Tuning the Ingest service

NiFi can generate large amounts of data during the Ingest process. Use the formulas provided in the following topics to tune your Ingest processes so that NiFi provides data at the same rate as Elasticsearch is able to consume it.

Why tune NiFi

NiFi can ingest information faster than Elasticsearch can index it. It is therefore possible for NiFi to overwhelm Elasticsearch with data, which can result in performance degradation. If do not have separate Auth and Live environments, your production search experience may be affected.

The solution is NiFi tuning. If the rate at which NiFi ingests data is less than or equal to the rate at which Elasticsearch consumes it, then there is no performance degradation. This is a straightforward solution in theory, however, each HCL Commerce Search environment is different. Therefore, tuning has to be done on an individual basis, specifically for each implementation. To ensure that you are able to do this, HCL Commerce provides the following guidelines, methods and parameter settings.

General approach

Tuning NiFi to match your Elasticsearch throughput involves adding additional configuration options to NiFi tuning parameters. These configuration points are provided in the following documents. In addition to the tuning parameters themselves, a method for calculating appropriate values for these tuning parameters is provided. This aids you in knowing what to tune and how to tune it.

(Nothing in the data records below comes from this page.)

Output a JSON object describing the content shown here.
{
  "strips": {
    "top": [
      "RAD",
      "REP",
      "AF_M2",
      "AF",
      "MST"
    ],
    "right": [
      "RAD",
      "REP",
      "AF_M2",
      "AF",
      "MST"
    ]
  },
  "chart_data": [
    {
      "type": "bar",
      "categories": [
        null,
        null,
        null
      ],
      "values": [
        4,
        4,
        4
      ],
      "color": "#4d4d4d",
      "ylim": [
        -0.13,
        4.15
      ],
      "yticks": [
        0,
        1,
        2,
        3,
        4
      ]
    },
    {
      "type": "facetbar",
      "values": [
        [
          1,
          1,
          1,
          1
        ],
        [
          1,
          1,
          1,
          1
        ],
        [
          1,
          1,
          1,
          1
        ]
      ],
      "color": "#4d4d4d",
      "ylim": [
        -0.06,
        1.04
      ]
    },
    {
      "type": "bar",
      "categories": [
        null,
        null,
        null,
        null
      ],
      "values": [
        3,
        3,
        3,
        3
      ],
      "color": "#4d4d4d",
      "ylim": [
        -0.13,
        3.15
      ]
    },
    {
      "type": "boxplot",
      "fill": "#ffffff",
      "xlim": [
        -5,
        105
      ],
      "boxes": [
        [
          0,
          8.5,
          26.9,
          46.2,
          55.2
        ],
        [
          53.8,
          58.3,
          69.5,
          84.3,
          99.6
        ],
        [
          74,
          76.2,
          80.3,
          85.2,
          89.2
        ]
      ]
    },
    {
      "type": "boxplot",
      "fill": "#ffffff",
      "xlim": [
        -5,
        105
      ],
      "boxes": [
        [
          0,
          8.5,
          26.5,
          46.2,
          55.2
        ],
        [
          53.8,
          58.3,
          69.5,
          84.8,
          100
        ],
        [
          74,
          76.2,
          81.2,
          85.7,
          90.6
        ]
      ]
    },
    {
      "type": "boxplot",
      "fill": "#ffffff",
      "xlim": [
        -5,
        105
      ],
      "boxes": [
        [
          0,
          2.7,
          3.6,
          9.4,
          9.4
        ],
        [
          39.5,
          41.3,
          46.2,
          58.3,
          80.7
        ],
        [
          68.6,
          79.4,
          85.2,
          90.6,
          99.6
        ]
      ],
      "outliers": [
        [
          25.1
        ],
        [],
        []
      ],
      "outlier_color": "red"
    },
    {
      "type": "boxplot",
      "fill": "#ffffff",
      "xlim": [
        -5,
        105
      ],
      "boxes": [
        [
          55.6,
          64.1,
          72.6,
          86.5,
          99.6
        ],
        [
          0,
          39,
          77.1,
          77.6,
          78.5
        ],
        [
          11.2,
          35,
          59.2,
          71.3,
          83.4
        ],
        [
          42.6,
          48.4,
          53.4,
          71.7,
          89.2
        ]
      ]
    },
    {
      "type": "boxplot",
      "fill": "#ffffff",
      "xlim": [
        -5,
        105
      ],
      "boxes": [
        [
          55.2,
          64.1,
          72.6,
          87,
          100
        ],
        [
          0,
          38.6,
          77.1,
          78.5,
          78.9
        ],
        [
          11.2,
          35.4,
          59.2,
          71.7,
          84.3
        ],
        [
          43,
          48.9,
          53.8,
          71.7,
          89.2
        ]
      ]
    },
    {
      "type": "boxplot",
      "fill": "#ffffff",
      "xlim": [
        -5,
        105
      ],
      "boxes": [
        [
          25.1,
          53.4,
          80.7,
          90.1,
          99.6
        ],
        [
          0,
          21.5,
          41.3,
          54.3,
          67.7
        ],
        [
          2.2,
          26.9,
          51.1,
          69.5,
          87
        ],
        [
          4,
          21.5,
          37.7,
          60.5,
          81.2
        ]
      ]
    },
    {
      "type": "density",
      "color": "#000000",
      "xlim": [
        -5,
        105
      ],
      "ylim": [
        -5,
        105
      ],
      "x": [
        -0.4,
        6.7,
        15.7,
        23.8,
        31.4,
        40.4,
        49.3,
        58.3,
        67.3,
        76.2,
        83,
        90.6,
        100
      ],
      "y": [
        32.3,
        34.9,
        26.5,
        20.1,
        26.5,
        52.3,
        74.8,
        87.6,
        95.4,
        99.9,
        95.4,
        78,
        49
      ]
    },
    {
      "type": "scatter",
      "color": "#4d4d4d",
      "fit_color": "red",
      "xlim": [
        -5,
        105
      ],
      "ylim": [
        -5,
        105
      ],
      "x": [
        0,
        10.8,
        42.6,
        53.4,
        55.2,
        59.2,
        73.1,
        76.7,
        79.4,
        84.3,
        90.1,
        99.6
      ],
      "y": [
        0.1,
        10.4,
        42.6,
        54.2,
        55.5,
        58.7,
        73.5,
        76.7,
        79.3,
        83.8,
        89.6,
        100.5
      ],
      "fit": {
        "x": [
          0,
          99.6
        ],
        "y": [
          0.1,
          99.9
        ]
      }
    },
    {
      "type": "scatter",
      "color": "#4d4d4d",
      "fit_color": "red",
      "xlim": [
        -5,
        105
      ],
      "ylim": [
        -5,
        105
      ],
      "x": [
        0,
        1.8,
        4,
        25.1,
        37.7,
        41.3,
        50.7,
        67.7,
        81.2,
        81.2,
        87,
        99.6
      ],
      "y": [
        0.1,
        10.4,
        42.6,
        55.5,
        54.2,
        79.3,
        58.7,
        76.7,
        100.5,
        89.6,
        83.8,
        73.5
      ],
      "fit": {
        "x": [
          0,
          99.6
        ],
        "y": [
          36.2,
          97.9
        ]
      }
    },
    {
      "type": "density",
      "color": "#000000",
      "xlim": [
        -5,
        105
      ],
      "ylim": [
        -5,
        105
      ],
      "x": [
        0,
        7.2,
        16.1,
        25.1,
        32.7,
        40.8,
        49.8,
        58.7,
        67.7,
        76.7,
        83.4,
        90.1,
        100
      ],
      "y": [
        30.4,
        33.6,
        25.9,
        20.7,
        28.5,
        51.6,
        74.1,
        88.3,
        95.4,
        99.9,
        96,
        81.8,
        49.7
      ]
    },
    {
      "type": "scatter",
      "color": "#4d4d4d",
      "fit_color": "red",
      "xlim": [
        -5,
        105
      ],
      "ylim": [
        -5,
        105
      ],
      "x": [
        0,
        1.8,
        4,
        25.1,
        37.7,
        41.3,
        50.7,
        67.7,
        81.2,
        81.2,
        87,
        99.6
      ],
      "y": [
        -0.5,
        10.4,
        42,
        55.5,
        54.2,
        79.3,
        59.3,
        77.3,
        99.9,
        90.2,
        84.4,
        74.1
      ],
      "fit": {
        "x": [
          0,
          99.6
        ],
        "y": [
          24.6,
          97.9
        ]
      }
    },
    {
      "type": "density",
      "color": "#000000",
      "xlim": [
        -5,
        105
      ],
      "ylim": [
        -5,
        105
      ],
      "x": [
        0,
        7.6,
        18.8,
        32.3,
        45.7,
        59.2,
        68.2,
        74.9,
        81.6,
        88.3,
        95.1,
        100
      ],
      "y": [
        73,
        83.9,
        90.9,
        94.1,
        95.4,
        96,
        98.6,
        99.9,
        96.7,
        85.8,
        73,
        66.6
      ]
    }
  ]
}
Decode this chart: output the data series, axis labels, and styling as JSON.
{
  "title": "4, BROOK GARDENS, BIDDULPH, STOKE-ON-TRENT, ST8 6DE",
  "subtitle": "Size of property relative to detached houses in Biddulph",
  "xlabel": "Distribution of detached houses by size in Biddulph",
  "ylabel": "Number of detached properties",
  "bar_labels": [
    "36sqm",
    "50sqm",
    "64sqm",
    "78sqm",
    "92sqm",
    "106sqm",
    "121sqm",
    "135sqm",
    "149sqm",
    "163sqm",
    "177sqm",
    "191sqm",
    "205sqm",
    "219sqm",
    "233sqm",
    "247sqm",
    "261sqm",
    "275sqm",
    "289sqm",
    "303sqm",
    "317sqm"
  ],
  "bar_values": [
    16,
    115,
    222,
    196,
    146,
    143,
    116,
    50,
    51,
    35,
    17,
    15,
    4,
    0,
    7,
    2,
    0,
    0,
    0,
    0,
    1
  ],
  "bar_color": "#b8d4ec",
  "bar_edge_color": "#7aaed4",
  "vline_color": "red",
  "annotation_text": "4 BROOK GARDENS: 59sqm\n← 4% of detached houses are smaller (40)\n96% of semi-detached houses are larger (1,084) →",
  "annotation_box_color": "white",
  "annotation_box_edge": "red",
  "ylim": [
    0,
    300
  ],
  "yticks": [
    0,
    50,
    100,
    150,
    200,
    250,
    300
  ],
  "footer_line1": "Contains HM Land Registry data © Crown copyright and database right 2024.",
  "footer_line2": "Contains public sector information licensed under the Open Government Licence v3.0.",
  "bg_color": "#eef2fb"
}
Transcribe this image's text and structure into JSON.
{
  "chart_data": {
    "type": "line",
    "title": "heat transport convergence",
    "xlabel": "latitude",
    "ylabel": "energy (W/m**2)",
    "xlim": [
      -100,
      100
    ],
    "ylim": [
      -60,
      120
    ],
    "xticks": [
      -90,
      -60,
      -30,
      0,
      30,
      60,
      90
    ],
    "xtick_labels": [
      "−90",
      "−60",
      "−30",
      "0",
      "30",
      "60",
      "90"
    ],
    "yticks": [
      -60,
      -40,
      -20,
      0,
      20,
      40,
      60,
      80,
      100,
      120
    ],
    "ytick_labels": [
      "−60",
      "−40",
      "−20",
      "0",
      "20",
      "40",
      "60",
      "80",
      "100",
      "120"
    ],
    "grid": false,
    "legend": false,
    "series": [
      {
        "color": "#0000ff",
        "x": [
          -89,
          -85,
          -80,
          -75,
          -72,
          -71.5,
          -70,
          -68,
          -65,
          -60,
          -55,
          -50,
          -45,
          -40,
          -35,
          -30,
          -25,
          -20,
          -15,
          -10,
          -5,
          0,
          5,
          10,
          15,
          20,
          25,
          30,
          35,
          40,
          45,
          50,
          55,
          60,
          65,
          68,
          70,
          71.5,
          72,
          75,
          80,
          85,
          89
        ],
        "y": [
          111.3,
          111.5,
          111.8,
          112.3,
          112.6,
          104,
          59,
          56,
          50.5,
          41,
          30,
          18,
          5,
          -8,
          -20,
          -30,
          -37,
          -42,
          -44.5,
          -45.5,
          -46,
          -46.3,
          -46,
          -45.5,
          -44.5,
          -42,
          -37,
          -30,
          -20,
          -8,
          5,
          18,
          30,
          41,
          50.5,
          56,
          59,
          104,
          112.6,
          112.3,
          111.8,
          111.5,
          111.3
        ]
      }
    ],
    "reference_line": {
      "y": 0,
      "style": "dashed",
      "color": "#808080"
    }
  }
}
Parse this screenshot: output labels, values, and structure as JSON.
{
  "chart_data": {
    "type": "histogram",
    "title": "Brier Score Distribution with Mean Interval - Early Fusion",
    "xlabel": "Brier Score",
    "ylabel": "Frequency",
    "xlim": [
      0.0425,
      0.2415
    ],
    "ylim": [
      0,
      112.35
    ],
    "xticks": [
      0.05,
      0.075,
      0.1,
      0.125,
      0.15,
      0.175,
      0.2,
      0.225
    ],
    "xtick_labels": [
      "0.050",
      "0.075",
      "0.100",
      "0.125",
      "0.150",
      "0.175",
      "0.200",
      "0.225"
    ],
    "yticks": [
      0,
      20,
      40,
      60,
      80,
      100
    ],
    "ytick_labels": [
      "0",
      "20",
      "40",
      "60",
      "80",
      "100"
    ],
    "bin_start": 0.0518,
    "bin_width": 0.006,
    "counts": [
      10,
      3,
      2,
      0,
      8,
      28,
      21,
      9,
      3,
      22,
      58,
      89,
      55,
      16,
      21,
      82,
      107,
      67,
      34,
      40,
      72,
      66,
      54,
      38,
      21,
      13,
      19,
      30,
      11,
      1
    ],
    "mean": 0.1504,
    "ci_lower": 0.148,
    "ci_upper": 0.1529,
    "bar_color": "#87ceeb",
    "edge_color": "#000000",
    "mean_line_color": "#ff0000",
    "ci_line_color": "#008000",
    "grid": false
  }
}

It is useful to break the tuning process down into two clear steps:

Tuning:
- By adding additional upgrade-friendly configuration for NiFi tuning parameters,
- By publicly documenting these configuration points,
- By privately documenting a method for calculating sane values for these tuning parameters.
Automation:
- By adding an endpoint to Ingest service so that it can analyze the historical ingest data, calculate the new tuning values
- By adding an endpoint to Ingest service so that it can assign the new tuning values to the appropriate ingest pipelines

The automation phase includes adding an endpoint to the Ingest service. This endpoint will analyze historical ingest data and calculate new tuning values. Another endpoint will assign these new tuning values to the relevant ingest pipelines. This automation will streamline the process and ensure accurate tuning based on actual data.

Summary of the tuning process

The Ingest dataflow consists of multiple business processing stages, linked together one after another. Each stage is a stream of data moving from one location (database) to another (Elasticsearch). Each dataflow involves three main ETL operations: Extracting, Transforming,and Loading.

Each operation can be controlled by the following tuning parameters:
- Extracting uses page size and bucket size to determine the size of each payload in the data stream.
- Transforming can be spread across multiple concurrent threads.
- Loading rate is determined by the size of the request and the concurrent number of threads sending to Elasticsearch.

The tuning goal of Ingest dataflow is to obtain environment-specific tuning settings optimized for each stage with the least overall Ingest elapsed time. It is recommended that you attempt to satisfy certain assumptions when performing tuning to obtain more reliable results: use the heaviest ingest run, such as the re-index connector, for tuning estimation, and only allow one exclusive re-indexing operation to run in NiFi at any time.